Internatonal consultant & speaker. Former Mexican Ambassador to US
As the storm over the alleged Russian hacking of the Democratic party and its candidate during the 2016 U.S. presidential election continues to brew, it’s well worth underscoring once again how international relations have been radically transformed over the last five years, particularly as a result of three trends: the development of new information and communication technologies, the role of new non-state actors, both domestically and internationally, and the emergence of a new international security agenda. The three are interrelated and feed upon another, which explains why social networks are already being used as a weapon and the fact that the Internet is one of the main battle theatres of the present and future, and an integral component of geopolitical calculus in this century. Here’s a snapshot of the tectonic shift that is occurring under our feet: there are now 3.4 billion Internet users, approximately 500 million tweets are posted every day and the equivalent of seven hours of video are uploaded to YouTube every second; with 1.7 billion users, if Facebook were a country, it would be the largest in the world. Moreover, according to a Pew Research Center report, 62% of people in the United States today get their news from social networks. And we are not yet on the crest of the wave; almost half of the world’s adult population is still not online. But social networks have already revolutionized our lives, from buying a product to finding a partner, redefining social interaction mechanisms across the globe, in both industrialized and less developed nations. These networks and digital platforms have certainly become a mirror that reflects all kinds of human interests, behaviours and aspirations, including the exercise of power. Not surprisingly, these digital platforms today are also transforming how we conduct politics and the way in which nations and non-State actors interact. If in the nineteenth century Clausewitz conceived war as the continuation of politics by other means, it should not surprise us that today in the international system social networks are being used as the continuation of war by other means.
The notion that social networks could be used to detonate change gelled sometime around 2010 and gained traction during the “Arab Spring” of 2011. The common denominator of this narrative was that authoritarian or closed governments were threatened by the power of the individual and of civil society groups using tools of open societies, such as the Internet. Although the limitations to these so-called “Twitter revolutions” quickly became apparent, it is undeniable that social networks can be used as inherently destabilizing tools of any status quo. More than ever before, 2016 proved that unambiguously. Around the world, terrorists, hacktivists, social groups or States are now using these platforms and their capillarity to spur propaganda and fear, to control, misinform and fragment, to empower and promote trolls and troll farms, astroturfing, bots and negative campaigns on the Internet, or as an key instrument and asset in the hard-power arsenal of a nation. The uses of these tools, whether wielded by ISIS or by activists and other actors in the presidential election in the U.S., are clear examples of these patterns.
Moreover, in a world with greater fragmentation but also greater connectivity -where more and more people are connecting- leaders are not very good at actually interpreting the messages that are out there from people who are not connecting through formal institutional mechanisms or traditional media platforms.
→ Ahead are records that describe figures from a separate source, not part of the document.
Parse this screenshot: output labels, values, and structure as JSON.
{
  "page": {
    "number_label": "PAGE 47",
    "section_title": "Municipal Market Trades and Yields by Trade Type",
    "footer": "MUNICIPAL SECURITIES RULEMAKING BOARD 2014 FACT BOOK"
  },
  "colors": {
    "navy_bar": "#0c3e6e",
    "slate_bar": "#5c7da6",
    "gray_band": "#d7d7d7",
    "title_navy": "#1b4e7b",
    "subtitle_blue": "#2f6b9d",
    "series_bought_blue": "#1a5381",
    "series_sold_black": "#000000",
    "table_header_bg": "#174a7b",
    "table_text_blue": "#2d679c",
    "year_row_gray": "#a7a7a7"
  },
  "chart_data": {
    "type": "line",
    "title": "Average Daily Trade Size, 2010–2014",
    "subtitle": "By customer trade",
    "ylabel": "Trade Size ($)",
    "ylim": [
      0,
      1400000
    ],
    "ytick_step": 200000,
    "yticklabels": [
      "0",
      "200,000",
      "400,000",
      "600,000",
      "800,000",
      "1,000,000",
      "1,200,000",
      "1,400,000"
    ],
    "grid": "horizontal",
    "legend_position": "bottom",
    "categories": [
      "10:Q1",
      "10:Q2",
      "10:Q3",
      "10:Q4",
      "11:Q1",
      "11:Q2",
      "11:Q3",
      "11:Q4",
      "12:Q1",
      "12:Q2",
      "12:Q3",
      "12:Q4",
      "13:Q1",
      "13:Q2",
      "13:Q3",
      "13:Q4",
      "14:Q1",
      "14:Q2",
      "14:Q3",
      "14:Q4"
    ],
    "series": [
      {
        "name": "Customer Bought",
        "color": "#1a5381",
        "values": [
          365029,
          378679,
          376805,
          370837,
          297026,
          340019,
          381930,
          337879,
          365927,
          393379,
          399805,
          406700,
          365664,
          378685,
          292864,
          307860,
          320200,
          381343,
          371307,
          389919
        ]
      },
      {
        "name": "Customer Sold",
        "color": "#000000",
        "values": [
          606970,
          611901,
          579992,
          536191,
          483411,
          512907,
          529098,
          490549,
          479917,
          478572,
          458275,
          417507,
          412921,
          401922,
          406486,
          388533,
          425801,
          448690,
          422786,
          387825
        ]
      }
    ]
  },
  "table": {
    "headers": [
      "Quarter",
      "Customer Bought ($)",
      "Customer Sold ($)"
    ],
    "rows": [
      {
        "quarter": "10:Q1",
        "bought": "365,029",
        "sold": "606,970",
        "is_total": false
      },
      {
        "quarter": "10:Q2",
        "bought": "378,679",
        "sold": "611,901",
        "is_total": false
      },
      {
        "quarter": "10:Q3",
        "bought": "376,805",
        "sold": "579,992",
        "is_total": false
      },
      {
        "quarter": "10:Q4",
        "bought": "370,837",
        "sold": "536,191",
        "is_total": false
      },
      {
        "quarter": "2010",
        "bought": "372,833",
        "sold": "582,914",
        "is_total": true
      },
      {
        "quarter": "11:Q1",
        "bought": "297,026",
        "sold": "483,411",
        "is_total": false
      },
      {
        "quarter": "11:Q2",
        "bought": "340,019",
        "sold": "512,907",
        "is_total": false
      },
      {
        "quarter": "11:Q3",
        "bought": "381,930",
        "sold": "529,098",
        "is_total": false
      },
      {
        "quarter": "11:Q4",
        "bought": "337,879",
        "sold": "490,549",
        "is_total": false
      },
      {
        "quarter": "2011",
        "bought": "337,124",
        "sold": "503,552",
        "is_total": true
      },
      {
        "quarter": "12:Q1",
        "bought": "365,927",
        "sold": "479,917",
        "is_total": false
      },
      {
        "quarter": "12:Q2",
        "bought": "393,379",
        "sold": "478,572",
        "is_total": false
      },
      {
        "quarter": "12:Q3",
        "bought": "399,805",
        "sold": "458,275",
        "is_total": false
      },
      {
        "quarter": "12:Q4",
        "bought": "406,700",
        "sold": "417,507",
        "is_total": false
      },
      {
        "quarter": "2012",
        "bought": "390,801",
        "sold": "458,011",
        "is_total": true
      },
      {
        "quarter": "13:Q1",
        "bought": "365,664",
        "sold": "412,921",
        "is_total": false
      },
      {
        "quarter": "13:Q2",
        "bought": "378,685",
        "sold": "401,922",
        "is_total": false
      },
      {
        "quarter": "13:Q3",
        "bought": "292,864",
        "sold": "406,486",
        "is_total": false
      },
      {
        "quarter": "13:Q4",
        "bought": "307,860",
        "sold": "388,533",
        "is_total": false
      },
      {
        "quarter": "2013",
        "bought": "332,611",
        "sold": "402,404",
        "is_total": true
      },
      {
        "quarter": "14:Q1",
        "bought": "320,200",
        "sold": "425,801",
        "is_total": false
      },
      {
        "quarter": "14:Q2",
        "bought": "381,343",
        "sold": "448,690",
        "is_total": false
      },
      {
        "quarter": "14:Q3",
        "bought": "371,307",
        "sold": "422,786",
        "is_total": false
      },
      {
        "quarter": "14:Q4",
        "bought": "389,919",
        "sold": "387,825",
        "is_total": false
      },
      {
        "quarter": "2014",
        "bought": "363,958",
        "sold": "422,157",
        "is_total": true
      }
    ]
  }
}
The 2016 US presidential election is again a case in point, and for those of us who believe in liberal, open, plural and tolerant societies, a very bad piece of news. Last year also confirmed even more starkly how the ubiquity of the new digital space is transforming the nature of power and how technology is driving and augmenting societal changes. Therefore, nations and governments –and policymakers- must move from using social networks passively to conduct –with varied degrees of success- digital diplomacy or public diplomacy, to urgently understanding the extraordinary scale of transformation needed for contemporary governance, Statecraft and streetcraft. And it is in tackling this challenge where nations across Latin America are woefully unprepared.
Whether it’s in cyber-security capabilities or protocols or understanding that social networks are more than a tool for propaganda or -in the best of cases- interaction, engagement and out-of-the-box problem solving, Latin American governments and leaders are failing to look over the horizon and take the bold decisions and risks –decisions that must be made neither gradually nor incrementally, but resolutely and quickly- that adapting to this new reality entails. Think, for example, of how much Mexico needs, in coordination with its two North American neighbours and partners, Canada and the US, to engage in bolstering its capabilities and tools to continue building upon common domain awareness in North America in order to better protect everything from key infrastructure (border ports of entry or critical energy facilities) to its integrated supply chains and joint production platforms all the way to its electoral registries and systems.
It is technology that lies at the heart of the disruptive power of all relevant actors of the 21st Century international system, and one of the most dire challenges to the cornerstone of our freedoms, wellbeing and resilience that are our open societies. We are witnessing the beginning of a much greater revolution, one that is beginning to reconfigure, at one end of the spectrum, the behaviour and actions of social groups, as well as politico-military strategies of non-state actors and world powers, on the other.